Ухмыльнувшись, Бартлетт отхлебнул пива.
— «О'кей, — сказал я, — договорились». А сам подумал: «Я ничего не теряю. У меня паршивые три четверти миллиона, у неё нулевой баланс и ни цента за душой, а „Рэндолф оптикалз" за шесть месяцев — это просто даром!» Так что мы ударили по рукам, мужчина и женщина. — Бартлетт засмеялся. — Первый раз в жизни я взял и заключил сделку с женщиной и ни разу не пожалел об этом.
— Спасибо, Линк, — тихо произнесла Кейси, и всем стало завидно.
«И что же было после того, как вы уволили Тоффера? — думал Данросс, как и все остальные. — Именно с того момента у вас двоих все и началось?»
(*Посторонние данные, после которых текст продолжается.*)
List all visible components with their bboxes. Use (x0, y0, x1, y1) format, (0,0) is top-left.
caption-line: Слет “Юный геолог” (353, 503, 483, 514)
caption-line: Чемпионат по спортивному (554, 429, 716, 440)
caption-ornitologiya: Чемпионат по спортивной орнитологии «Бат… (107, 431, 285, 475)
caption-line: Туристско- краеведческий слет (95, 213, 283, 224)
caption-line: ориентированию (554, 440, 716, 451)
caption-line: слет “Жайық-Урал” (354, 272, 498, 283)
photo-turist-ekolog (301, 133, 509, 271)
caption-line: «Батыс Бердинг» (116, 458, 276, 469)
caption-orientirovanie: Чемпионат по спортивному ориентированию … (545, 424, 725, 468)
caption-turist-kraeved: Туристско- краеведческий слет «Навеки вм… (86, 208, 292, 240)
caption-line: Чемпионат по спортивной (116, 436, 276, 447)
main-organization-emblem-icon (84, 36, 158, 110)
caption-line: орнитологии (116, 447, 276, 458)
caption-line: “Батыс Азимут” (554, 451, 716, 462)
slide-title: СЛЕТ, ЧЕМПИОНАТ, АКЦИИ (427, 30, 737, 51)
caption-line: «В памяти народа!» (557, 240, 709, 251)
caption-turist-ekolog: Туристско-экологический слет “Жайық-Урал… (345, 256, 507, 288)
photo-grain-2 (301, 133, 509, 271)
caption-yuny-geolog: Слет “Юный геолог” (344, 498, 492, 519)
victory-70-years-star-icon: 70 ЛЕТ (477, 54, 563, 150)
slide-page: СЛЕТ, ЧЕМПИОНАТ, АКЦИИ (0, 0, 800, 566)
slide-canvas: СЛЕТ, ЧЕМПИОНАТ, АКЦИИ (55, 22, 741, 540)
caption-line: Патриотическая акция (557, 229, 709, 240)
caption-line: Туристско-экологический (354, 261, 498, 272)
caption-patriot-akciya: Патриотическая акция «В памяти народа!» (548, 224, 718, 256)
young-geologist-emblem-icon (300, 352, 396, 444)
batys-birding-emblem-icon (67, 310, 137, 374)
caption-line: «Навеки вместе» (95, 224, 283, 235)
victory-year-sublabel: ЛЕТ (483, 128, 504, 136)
— Ну а поглощение, — обратился он к Бартлетту, — оно прошло гладко?
— Какое там гладко! Но первая кровь пролилась, и полученные мной — полученные нами уроки — пригодились на тысячу процентов. Контрольный пакет очутился у нас через пять месяцев. Мы с Кейси получили компанию, крупнее нашей в пятьдесят три с половиной раза. За час до времени «Д» я был в минусе на четыре миллиона, так и до тюрьмы, черт побери, недалеко, но через час у меня оказался контрольный пакет. Ну и битва была, скажу я вам! Через полтора месяца мы реорганизовали компанию, и теперь валовая прибыль подразделения «Рэндолф» компании «Пар-Кон» составляет сто пятьдесят миллионов долларов в год, цены на акции растут. Получился классический блицкриг, который стал образцом для «Пар-Кон индастриз».
— А этот Джордж Тоффер, Кейси? Как вы его уволили?
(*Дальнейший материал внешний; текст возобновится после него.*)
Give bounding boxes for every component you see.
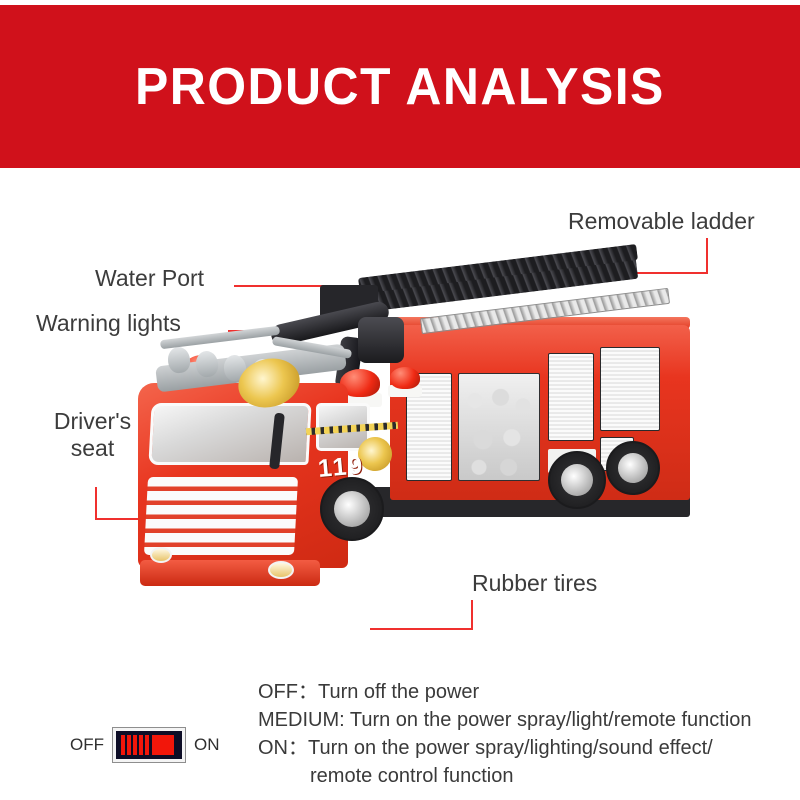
switch-off-label: OFF [70,735,104,755]
truck-wheel-hub-rear-1 [561,464,593,496]
truck-windshield [148,403,311,465]
switch-on-label: ON [194,735,220,755]
legend-line-medium: MEDIUM: Turn on the power spray/light/re… [258,706,752,734]
drivers-seat-line-2: seat [71,435,114,461]
truck-front-grille [144,477,298,555]
switch-bar-3 [133,735,137,755]
truck-water-cannon-base [358,317,404,363]
legend-line-on-continued: remote control function [258,762,752,790]
legend-line-off: OFF：Turn off the power [258,678,752,706]
switch-slider-block [152,735,174,755]
switch-bar-4 [139,735,143,755]
switch-body[interactable] [113,728,185,762]
switch-bar-2 [127,735,131,755]
power-switch-illustration: OFF ON [70,728,220,762]
truck-wheel-hub-rear-2 [618,453,648,483]
page-title: PRODUCT ANALYSIS [135,57,665,117]
truck-shutter-panel-3 [600,347,660,431]
truck-warning-light-rear [390,367,420,389]
switch-bar-1 [121,735,125,755]
callout-label-removable-ladder: Removable ladder [568,208,755,235]
product-analysis-page: PRODUCT ANALYSIS Removable ladder Water … [0,0,800,800]
switch-bar-5 [145,735,149,755]
truck-headlamp-right [268,561,294,579]
truck-equipment-cluster [458,373,540,481]
leader-line-removable-ladder-vertical [706,238,708,274]
truck-headlamp-left [150,547,172,563]
header-banner: PRODUCT ANALYSIS [0,5,800,168]
legend-line-on: ON：Turn on the power spray/lighting/soun… [258,734,752,762]
switch-legend: OFF：Turn off the power MEDIUM: Turn on t… [258,678,752,790]
truck-wheel-hub-front [334,491,370,527]
truck-shutter-panel-2 [548,353,594,441]
truck-roof-rail-front [160,326,280,350]
product-image-fire-truck: 119 [120,255,700,665]
leader-line-drivers-seat-vertical [95,487,97,520]
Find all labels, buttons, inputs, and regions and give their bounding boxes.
Отведя свои карие глаза от Линка, Кейси обратила их на Данросса, и тот подумал: «Господи, вот бы обладать тобой».
— Когда мы получили контрольный пакет, я... — начала Кейси и осеклась, потому что зазвонил единственный в зале телефон и вдруг воцарилось напряженное молчание. Все, даже официанты, тут же переключили все внимание на аппарат, кроме Бартлетта. Гэваллан и де Вилль побледнели. — В чем дело? — спросила Кейси.
Тишину нарушил Данросс:
— Это одно из правил нашего дома. Во время ланча соединяют, только если возникло что-то срочное — для кого-то из нас.
Все смотрели, как Лим отставляет поднос с кофе. Казалось, минула целая вечность, пока он прошел через зал и снял трубку. У всех были семьи, и каждый гадал, кто умер, с кем случилась беда. Господи, только не мне! Все помнили, как телефон взорвал тишину два дня назад. Звонили Жаку. А ещё в прошлом месяце звонили Гэваллану: его мать была при смерти. В течение многих лет звонили им всем. И все звонки несли плохие вести.
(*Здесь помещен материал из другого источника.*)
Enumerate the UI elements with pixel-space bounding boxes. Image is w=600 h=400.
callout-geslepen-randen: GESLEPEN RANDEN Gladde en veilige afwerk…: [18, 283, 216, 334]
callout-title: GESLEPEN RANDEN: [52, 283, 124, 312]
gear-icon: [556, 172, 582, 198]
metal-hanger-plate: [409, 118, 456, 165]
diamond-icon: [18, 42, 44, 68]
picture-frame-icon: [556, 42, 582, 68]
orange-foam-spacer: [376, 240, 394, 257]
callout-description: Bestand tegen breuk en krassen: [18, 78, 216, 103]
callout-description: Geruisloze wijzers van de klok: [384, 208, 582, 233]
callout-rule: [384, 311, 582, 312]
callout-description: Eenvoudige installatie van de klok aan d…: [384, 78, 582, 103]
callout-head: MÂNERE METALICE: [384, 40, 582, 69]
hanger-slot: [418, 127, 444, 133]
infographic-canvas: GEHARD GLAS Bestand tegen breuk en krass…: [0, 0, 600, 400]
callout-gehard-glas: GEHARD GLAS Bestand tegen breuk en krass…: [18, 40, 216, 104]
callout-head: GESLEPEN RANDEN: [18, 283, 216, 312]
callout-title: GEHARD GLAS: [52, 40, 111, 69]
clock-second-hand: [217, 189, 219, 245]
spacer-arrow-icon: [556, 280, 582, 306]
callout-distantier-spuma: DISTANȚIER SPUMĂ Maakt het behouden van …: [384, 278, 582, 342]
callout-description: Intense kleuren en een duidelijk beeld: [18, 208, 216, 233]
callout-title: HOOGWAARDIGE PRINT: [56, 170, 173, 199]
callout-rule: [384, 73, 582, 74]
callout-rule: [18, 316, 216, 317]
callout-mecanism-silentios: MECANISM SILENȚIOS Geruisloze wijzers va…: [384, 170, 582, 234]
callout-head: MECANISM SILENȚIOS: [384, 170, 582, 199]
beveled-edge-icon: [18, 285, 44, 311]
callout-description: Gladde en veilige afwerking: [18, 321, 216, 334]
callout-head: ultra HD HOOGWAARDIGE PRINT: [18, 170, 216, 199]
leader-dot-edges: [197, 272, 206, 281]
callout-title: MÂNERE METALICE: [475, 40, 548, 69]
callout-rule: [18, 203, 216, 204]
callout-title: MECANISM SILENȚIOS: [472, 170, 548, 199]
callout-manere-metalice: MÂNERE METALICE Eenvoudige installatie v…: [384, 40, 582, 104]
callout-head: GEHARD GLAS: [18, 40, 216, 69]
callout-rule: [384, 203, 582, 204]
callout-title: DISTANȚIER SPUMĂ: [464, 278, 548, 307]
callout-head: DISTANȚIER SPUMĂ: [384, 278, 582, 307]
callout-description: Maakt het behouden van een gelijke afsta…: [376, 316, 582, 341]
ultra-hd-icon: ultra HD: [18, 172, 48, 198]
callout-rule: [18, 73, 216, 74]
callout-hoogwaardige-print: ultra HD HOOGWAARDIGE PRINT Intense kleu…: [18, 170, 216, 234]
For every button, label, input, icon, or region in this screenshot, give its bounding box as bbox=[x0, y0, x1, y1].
Эндрю Гэваллан был уверен, что звонят ему. Его жена, Кэтрин, сестра Данросса, лежала в больнице и ждала результатов изнурительных исследований: вот уже несколько недель она неизвестно почему плохо себя чувствовала. «Господи боже, — думал Эндрю, ежась под взглядами остальных. — Возьми себя в руки».
— Вэййй? — Послушав, Лим повернулся и протянул трубку: — Вас, тайбань.
Остальные с облегчением выдохнули и устремили взоры на Данросса. Он шёл к телефону чеканным шагом.
— Алло?.. О черт... Что?.. Нет... нет, сейчас же буду... Нет, ничего не предпринимайте. Я сейчас буду. — В мертвой тишине он положил трубку, и все видели, что он в шоке. Помолчав, он проговорил: — Эндрю, скажи Клаудии, чтобы перенесла собрания советов директоров, назначенные на вторую половину дня. Вы с Жаком и Кейси продолжайте. Это звонил Филлип. Боюсь, беднягу Джона Чэня похитили. — И он покинул зал.
8
14:35
Выйдя из машины, Данросс торопливо шагнул в открытую дверь просторного особняка в китайском стиле, расположенного на гребне холма под названием Струанз-Лукаут — Подзорная Труба Струана. Холеный слуга закрыл за ним дверь, и он прошел в безвкусно обставленную викторианскую гостиную. Она была забита безделушками и разномастной мебелью.
— Привет, Филлип. Мои соболезнования. Бедняга Джон! Где письмо?
— Вот. — Вставая, Филлип взял письмо с дивана. — Но сначала посмотри на это. — Он указал на мятую картонную коробку из-под обуви, стоявшую на мраморном столике возле камина.